Ryan Mullaney, a sixth-grade language arts teacher at Neal, said Woodley forms instant connections.

“She comes in day one and she is just this beautiful, beaming, bright personality and the kids all – immediately just all eyes on her,” Mullaney, 26, said. “So it was kind of wonderful.”

In addition to helping the students write their stories, Woodley brought in fruit through Grocers on Wheels, a nonprofit mobile farmers market she has been volunteering with for the past two years.

“Just to be able to not only service their minds but also get food into their bellies in exchange for their gift that they were giving us with all their stories – I’m still reeling,” Woodley said.

Growing up

Woodley grew up in a poor neighborhood in Oakland, California, which she said helps her understand many of the kids at Neal.

Among the stories this year, students wrote about cutting themselves and getting into fights. One student wrote about getting shot in the leg over spring break.

The stories are difficult to read but very real for the students, Mullaney said.

“I think that’s one of the reasons the kids took to it so strongly – just the idea that uncomfortable topics are approachable and it’s a way that their story matters,” said Mullaney.

Woodley previously worked at CNN and on National Public Radio’s“The Story with Dick Gordon.” She said growing up in the projects, she never expected to work for such well-known organizations, which can teach the students an important lesson.

“It allows them to see that things change over time,” Woodley said. “I grew up, I was hungry, you know, there were gunshots, all that stuff – but by me persevering and going through, here I am now in this state.

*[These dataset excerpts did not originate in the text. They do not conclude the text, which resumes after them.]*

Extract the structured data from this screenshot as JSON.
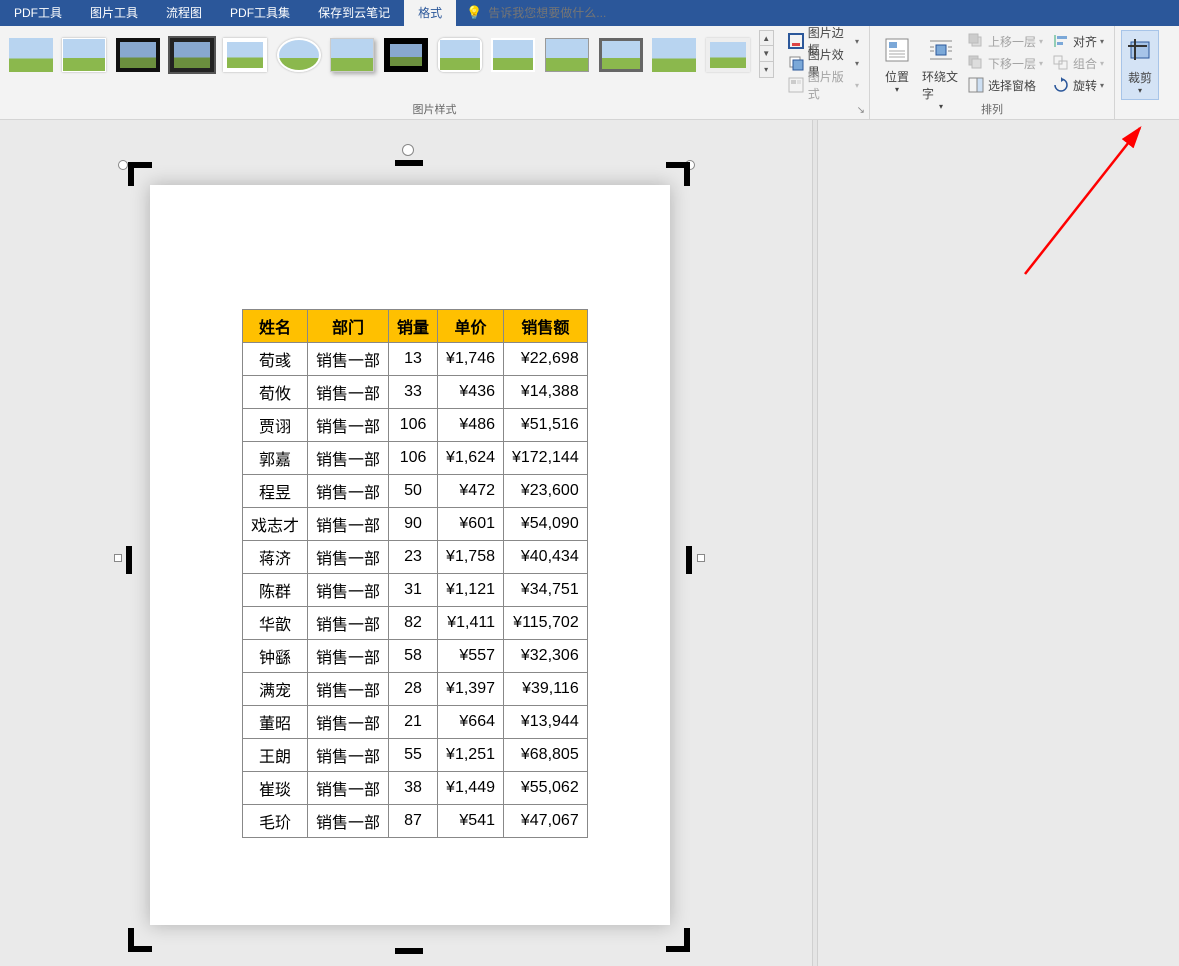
{
  "menu": {
    "tabs": [
      "PDF工具",
      "图片工具",
      "流程图",
      "PDF工具集",
      "保存到云笔记",
      "格式"
    ],
    "active": "格式",
    "tell_me_placeholder": "告诉我您想要做什么..."
  },
  "ribbon": {
    "styles_group_label": "图片样式",
    "picture_border": "图片边框",
    "picture_effects": "图片效果",
    "picture_layout": "图片版式",
    "position": "位置",
    "wrap_text": "环绕文字",
    "bring_forward": "上移一层",
    "send_backward": "下移一层",
    "selection_pane": "选择窗格",
    "align": "对齐",
    "group": "组合",
    "rotate": "旋转",
    "arrange_label": "排列",
    "crop": "裁剪"
  },
  "table": {
    "headers": [
      "姓名",
      "部门",
      "销量",
      "单价",
      "销售额"
    ],
    "rows": [
      [
        "荀彧",
        "销售一部",
        "13",
        "¥1,746",
        "¥22,698"
      ],
      [
        "荀攸",
        "销售一部",
        "33",
        "¥436",
        "¥14,388"
      ],
      [
        "贾诩",
        "销售一部",
        "106",
        "¥486",
        "¥51,516"
      ],
      [
        "郭嘉",
        "销售一部",
        "106",
        "¥1,624",
        "¥172,144"
      ],
      [
        "程昱",
        "销售一部",
        "50",
        "¥472",
        "¥23,600"
      ],
      [
        "戏志才",
        "销售一部",
        "90",
        "¥601",
        "¥54,090"
      ],
      [
        "蒋济",
        "销售一部",
        "23",
        "¥1,758",
        "¥40,434"
      ],
      [
        "陈群",
        "销售一部",
        "31",
        "¥1,121",
        "¥34,751"
      ],
      [
        "华歆",
        "销售一部",
        "82",
        "¥1,411",
        "¥115,702"
      ],
      [
        "钟繇",
        "销售一部",
        "58",
        "¥557",
        "¥32,306"
      ],
      [
        "满宠",
        "销售一部",
        "28",
        "¥1,397",
        "¥39,116"
      ],
      [
        "董昭",
        "销售一部",
        "21",
        "¥664",
        "¥13,944"
      ],
      [
        "王朗",
        "销售一部",
        "55",
        "¥1,251",
        "¥68,805"
      ],
      [
        "崔琰",
        "销售一部",
        "38",
        "¥1,449",
        "¥55,062"
      ],
      [
        "毛玠",
        "销售一部",
        "87",
        "¥541",
        "¥47,067"
      ]
    ]
  }
}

“But I never could have envisioned or believed this would ever happen.”


At the back of each book of stories is a glossary of what Woodley calls “urbanese” words. It translates many of the words students use, including “pratics” for “practice” and “auntsisters” for “ancestors.”

Woodley said she wanted the students’ experience to be about writing their stories, not being afraid of misspelling words.

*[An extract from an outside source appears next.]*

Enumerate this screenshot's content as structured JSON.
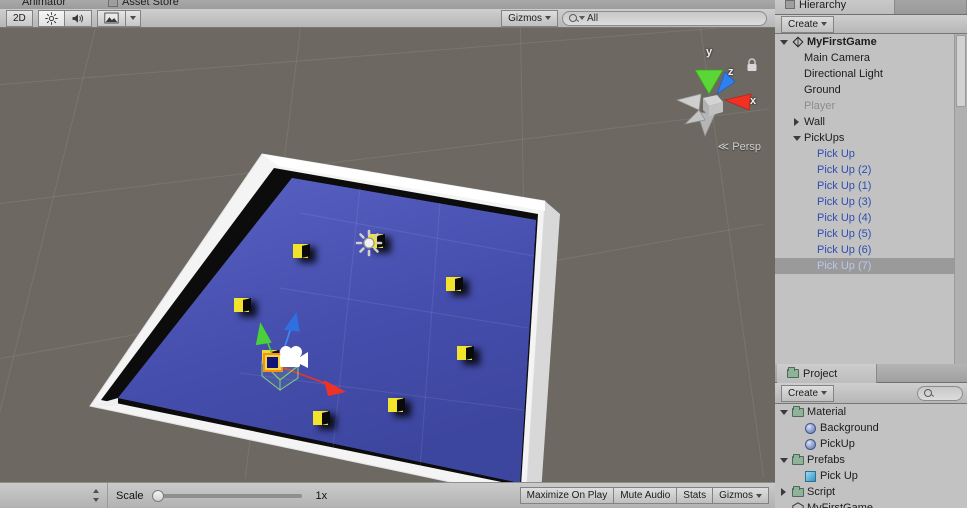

Mullaney said this made students feel heard and supported.

“It was a big idea that we’re not looking at your spelling,” Mullaney said. “We’re not looking at your grammar. We’re just looking for your personal story. And the kids just loved the idea of that.”

Woodley said as a young girl in Oakland, she started a similar program for neighborhood kids who weren’t able to receive a full education due to parents’ addictions or financial problems.

“When I was eight years old, I was doing this type of work,” she said. “I just didn’t know what it was called.”

Neal’s numbers

According to the Department of Public Instruction, Neal Middle received an “F” grade for reading and school performance overall for the 2013-14 school year. Over half of the students at Neal were reading below grade level.

Shana Adams, director of CAPS, said the program was started to address those numbers.

“It really gives (students) an opportunity to express themselves and to not feel like they have to write perfectly,” she said. “They can just write about their own experiences and share themselves.”

The program is funded by the GlaxoSmithKline grant, Durham Arts Council Annual Arts Fund and the Durham Public Schools.

Because the students went home with a printed copy of their class’ book, Mullaney said the program continues to have a positive effect on the students.

“It was really cool for them to have a book that they are eager to read because it’s filled with stories that they’ve written, as well as their peers,” she said. “And it kind of encouraged them to ask questions and write more. It really encouraged them to read more.”

Smoot: 919-829-8924

“Pro Dancer”

“People have always told me that I will never become a dancer. My mom put me on a dance team. She believed in me. Now I dance with C.I.O.C.A. Before joining dance teams I had to teach myself to dance by looking at my brother’s moves. When I joined, it was hard for me to learn because I was the only boy. It was difficult to learn how to pop or anything, so I had to learn. The best dances I am good at now are Pop, Krump, and Glide.”